Declaration of Interest: Kate Cavanagh is a consultant to Ultrasis plc, which licenses Beating the Blues.
Computerized cognitive behavioural therapy and the therapeutic alliance: A qualitative enquiry
Article first published online: 17 APR 2012
©2012 The British Psychological Society
British Journal of Clinical Psychology
Volume 51, Issue 4, pages 396–417, November 2012
How to Cite
Barazzone, N., Cavanagh, K. and Richards, D. A. (2012), Computerized cognitive behavioural therapy and the therapeutic alliance: A qualitative enquiry. British Journal of Clinical Psychology, 51: 396–417. doi: 10.1111/j.2044-8260.2012.02035.x
- Issue published online: 19 OCT 2012
- Article first published online: 17 APR 2012
- Received 6 January 2011; revised version received 14 February 2012
Objectives. Computerized cognitive behavioural therapy (cCBT) for depression has a growing evidence base, and is recommended as a treatment choice for depression in recent National Institute for Health and Clinical Excellence (NICE, 2009) guidelines to health services in England and Wales. cCBT programs are designed to translate the evidence-based tasks and techniques of CBT into an accessible, multimedia format, but it is less clear whether they also translate critical common factors of therapy, which may be necessary for engagement and associated with therapeutic outcomes. This study investigates whether and to what extent three widely used cCBT programs for depression incorporate and convey key features that serve to establish, develop, and maintain a therapeutic alliance with program users.
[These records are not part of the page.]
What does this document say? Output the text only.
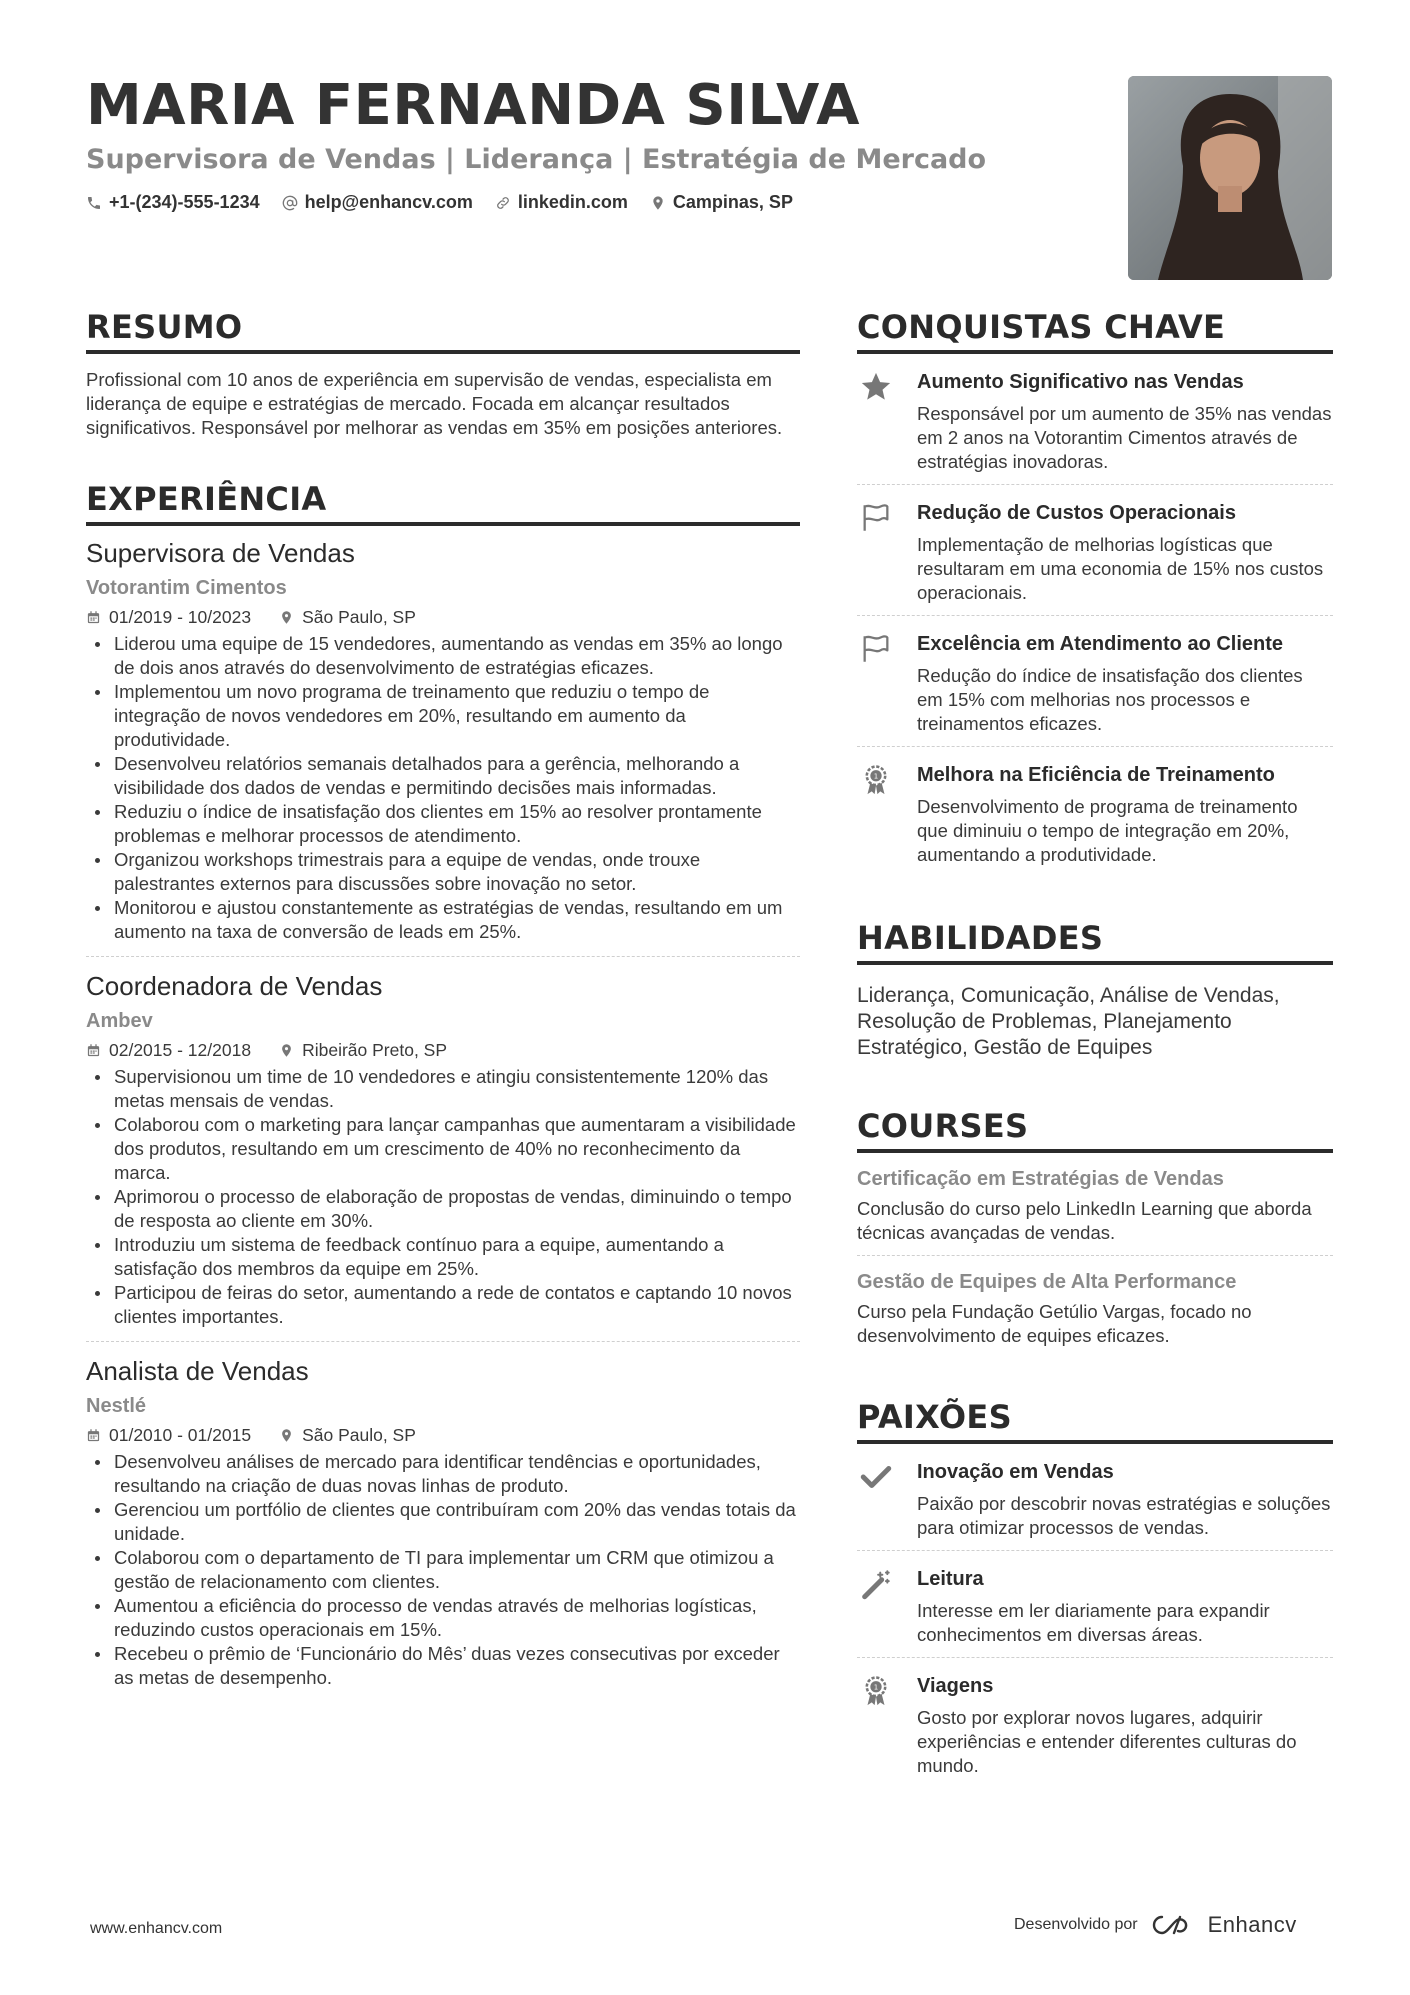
MARIA FERNANDA SILVA
Supervisora de Vendas | Liderança | Estratégia de Mercado
+1-(234)-555-1234	help@enhancv.com	linkedin.com	Campinas, SP
RESUMO
Profissional com 10 anos de experiência em supervisão de vendas, especialista em liderança de equipe e estratégias de mercado. Focada em alcançar resultados significativos. Responsável por melhorar as vendas em 35% em posições anteriores.
EXPERIÊNCIA
Supervisora de Vendas
Votorantim Cimentos
01/2019 - 10/2023	São Paulo, SP
Liderou uma equipe de 15 vendedores, aumentando as vendas em 35% ao longo de dois anos através do desenvolvimento de estratégias eficazes.
Implementou um novo programa de treinamento que reduziu o tempo de integração de novos vendedores em 20%, resultando em aumento da produtividade.
Desenvolveu relatórios semanais detalhados para a gerência, melhorando a visibilidade dos dados de vendas e permitindo decisões mais informadas.
Reduziu o índice de insatisfação dos clientes em 15% ao resolver prontamente problemas e melhorar processos de atendimento.
Organizou workshops trimestrais para a equipe de vendas, onde trouxe palestrantes externos para discussões sobre inovação no setor.
Monitorou e ajustou constantemente as estratégias de vendas, resultando em um aumento na taxa de conversão de leads em 25%.
Coordenadora de Vendas
Ambev
02/2015 - 12/2018	Ribeirão Preto, SP
Supervisionou um time de 10 vendedores e atingiu consistentemente 120% das metas mensais de vendas.
Colaborou com o marketing para lançar campanhas que aumentaram a visibilidade dos produtos, resultando em um crescimento de 40% no reconhecimento da marca.
Aprimorou o processo de elaboração de propostas de vendas, diminuindo o tempo de resposta ao cliente em 30%.
Introduziu um sistema de feedback contínuo para a equipe, aumentando a satisfação dos membros da equipe em 25%.
Participou de feiras do setor, aumentando a rede de contatos e captando 10 novos clientes importantes.
Analista de Vendas
Nestlé
01/2010 - 01/2015	São Paulo, SP
Desenvolveu análises de mercado para identificar tendências e oportunidades, resultando na criação de duas novas linhas de produto.
Gerenciou um portfólio de clientes que contribuíram com 20% das vendas totais da unidade.
Colaborou com o departamento de TI para implementar um CRM que otimizou a gestão de relacionamento com clientes.
Aumentou a eficiência do processo de vendas através de melhorias logísticas, reduzindo custos operacionais em 15%.
Recebeu o prêmio de ‘Funcionário do Mês’ duas vezes consecutivas por exceder as metas de desempenho.
CONQUISTAS CHAVE
Aumento Significativo nas Vendas
Responsável por um aumento de 35% nas vendas em 2 anos na Votorantim Cimentos através de estratégias inovadoras.
Redução de Custos Operacionais
Implementação de melhorias logísticas que resultaram em uma economia de 15% nos custos operacionais.
Excelência em Atendimento ao Cliente
Redução do índice de insatisfação dos clientes em 15% com melhorias nos processos e treinamentos eficazes.
1 Melhora na Eficiência de Treinamento
Desenvolvimento de programa de treinamento que diminuiu o tempo de integração em 20%, aumentando a produtividade.
HABILIDADES
Liderança, Comunicação, Análise de Vendas, Resolução de Problemas, Planejamento Estratégico, Gestão de Equipes
COURSES
Certificação em Estratégias de Vendas
Conclusão do curso pelo LinkedIn Learning que aborda técnicas avançadas de vendas.
Gestão de Equipes de Alta Performance
Curso pela Fundação Getúlio Vargas, focado no desenvolvimento de equipes eficazes.
PAIXÕES
Inovação em Vendas
Paixão por descobrir novas estratégias e soluções para otimizar processos de vendas.
Leitura
Interesse em ler diariamente para expandir conhecimentos em diversas áreas.
1 Viagens
Gosto por explorar novos lugares, adquirir experiências e entender diferentes culturas do mundo.
www.enhancv.com	Desenvolvido por	Enhancv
Design. This study adopted a qualitative approach to develop a thematic framework of alliance features specific to cCBT.
Method. Three online cCBT programs designed to treat mild-to-moderate depression were investigated for alliance-related themes and sub-themes.
Results. The analysis revealed substantial evidence of therapeutic alliance features across the sample of cCBT programs, the prevalence and quality of which varied across relational stages.
Conclusions. cCBT programs build on traditional self-help tools, offering unique relational features. Findings raise theoretical implications, in addition to guidance for future cCBT program development and service provision.